Tuesday, March 21, 2023

MOVIE DRONES ARE GROUNDED WHILE FAA CONSIDERS THEIR SAFETY

March 11, 2014 by · Leave a Comment 

While U.S. regulators continue to study proposed new rules to govern the use of small drones in industry, thereby keeping the drones themselves effectively grounded for the time being, overseas companies are moving ahead with drone-assisted projects, the Wall Street Journal observed today (Tuesday). The newspaper noted that they have already been used by British filmmakers for chase scenes and aerial shots in James Bond and Harry Potter movies. Motion Picture Association of America spokeswoman Kate Bedingfield told the Journal the drones “are extremely common on sets overseas.” The MPAA, Bedingfield added, believes that they are safer and cheaper than manned helicopters and enable more innovative shots.

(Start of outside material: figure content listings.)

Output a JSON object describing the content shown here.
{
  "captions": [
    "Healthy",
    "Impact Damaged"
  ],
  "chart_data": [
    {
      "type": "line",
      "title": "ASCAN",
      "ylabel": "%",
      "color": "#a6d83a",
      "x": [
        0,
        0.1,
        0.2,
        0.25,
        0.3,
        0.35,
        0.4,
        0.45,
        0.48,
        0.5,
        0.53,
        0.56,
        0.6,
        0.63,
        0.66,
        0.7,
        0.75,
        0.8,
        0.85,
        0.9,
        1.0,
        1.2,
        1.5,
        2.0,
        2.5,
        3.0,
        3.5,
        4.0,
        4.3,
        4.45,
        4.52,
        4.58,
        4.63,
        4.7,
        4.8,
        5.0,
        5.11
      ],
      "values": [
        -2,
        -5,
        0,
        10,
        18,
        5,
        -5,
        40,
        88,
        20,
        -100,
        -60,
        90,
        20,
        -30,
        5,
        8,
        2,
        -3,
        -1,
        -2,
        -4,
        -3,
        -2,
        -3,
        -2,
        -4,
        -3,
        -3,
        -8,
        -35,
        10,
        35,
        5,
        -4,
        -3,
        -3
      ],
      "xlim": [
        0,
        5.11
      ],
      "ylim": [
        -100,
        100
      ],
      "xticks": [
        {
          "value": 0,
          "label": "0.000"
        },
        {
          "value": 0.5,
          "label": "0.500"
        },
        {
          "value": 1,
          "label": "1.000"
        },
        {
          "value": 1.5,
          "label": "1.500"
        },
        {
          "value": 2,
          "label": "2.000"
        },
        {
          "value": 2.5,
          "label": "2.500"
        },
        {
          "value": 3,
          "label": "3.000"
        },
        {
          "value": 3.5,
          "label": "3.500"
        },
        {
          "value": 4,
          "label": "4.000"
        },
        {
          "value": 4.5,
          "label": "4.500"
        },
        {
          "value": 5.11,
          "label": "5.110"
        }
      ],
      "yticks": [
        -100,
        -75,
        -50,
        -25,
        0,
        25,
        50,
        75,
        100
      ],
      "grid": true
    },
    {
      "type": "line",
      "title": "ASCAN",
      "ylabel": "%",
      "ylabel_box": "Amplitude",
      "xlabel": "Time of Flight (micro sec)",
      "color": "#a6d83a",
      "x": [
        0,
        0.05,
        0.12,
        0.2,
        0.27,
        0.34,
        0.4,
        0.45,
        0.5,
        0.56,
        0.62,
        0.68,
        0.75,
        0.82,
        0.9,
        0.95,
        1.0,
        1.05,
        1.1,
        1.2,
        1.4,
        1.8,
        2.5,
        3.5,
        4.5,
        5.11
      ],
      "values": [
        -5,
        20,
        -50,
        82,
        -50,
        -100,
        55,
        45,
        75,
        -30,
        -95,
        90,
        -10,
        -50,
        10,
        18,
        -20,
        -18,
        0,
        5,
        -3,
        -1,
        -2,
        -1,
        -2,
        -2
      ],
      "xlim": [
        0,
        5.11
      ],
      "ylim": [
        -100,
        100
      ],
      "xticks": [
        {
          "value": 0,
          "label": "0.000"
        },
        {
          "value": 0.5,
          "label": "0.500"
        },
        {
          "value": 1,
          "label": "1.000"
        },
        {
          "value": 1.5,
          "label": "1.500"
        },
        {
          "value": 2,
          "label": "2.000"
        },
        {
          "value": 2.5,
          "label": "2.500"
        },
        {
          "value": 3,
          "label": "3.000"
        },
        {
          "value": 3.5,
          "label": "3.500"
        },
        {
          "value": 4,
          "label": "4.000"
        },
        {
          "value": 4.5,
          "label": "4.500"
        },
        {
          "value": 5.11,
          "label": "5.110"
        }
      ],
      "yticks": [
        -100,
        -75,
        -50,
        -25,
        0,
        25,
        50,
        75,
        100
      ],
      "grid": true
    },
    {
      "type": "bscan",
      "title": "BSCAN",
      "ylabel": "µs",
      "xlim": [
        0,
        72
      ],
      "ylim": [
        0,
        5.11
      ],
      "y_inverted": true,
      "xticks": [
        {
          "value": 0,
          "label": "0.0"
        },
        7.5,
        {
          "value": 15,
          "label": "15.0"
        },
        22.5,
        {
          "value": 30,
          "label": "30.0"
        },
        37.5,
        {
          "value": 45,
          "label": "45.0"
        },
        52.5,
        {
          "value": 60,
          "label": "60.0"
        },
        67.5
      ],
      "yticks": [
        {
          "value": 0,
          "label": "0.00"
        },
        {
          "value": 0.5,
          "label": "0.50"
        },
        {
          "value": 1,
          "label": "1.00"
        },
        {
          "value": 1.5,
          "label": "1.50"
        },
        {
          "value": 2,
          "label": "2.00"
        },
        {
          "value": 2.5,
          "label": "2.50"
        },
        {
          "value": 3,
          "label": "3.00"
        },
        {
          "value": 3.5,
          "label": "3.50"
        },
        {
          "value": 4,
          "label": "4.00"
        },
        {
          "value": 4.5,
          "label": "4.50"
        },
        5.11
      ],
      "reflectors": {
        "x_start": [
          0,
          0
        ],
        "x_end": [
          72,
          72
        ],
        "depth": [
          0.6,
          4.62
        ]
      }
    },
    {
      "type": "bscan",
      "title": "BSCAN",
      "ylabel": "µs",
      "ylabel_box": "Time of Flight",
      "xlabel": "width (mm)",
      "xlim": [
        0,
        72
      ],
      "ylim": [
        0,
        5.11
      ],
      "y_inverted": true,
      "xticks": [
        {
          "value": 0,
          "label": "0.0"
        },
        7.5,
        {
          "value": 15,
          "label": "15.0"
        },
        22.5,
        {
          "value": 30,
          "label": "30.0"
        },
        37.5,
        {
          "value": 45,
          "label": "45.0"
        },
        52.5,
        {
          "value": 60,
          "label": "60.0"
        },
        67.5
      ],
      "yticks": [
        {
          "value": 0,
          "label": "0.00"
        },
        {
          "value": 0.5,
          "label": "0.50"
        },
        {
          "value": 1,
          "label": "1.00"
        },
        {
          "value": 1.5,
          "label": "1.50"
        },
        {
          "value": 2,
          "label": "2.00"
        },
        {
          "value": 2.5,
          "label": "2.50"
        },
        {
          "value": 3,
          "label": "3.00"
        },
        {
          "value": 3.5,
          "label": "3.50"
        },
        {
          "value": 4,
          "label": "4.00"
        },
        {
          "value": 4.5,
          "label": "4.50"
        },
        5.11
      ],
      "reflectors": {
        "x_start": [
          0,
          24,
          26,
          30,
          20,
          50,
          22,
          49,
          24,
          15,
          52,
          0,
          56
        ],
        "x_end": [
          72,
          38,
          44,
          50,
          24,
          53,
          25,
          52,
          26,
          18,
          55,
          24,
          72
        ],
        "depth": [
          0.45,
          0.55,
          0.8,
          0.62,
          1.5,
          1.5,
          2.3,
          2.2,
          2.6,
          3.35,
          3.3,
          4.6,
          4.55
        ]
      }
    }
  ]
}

While U.S. drone companies have been reluctant to test FAA rules barring commercial use of the devices, some may have been encouraged by the ruling by an administrative law judge overturning a $10,000 fine meted out to a man in 2012 for filming the University of Virginia campus with a drone. The judge ruled that the FAA’s rules on commercial use only is a policy not an enforceable law. In Los Angeles, Eric Maloney, head of production for Drone Dunes said he had been using drones for film work for two years without a problem. “It’s illegal to fly any [remote-control] vehicle in a dangerous manner; it’s illegal to fly near an airport,” he told the Journal “We don’t do that.”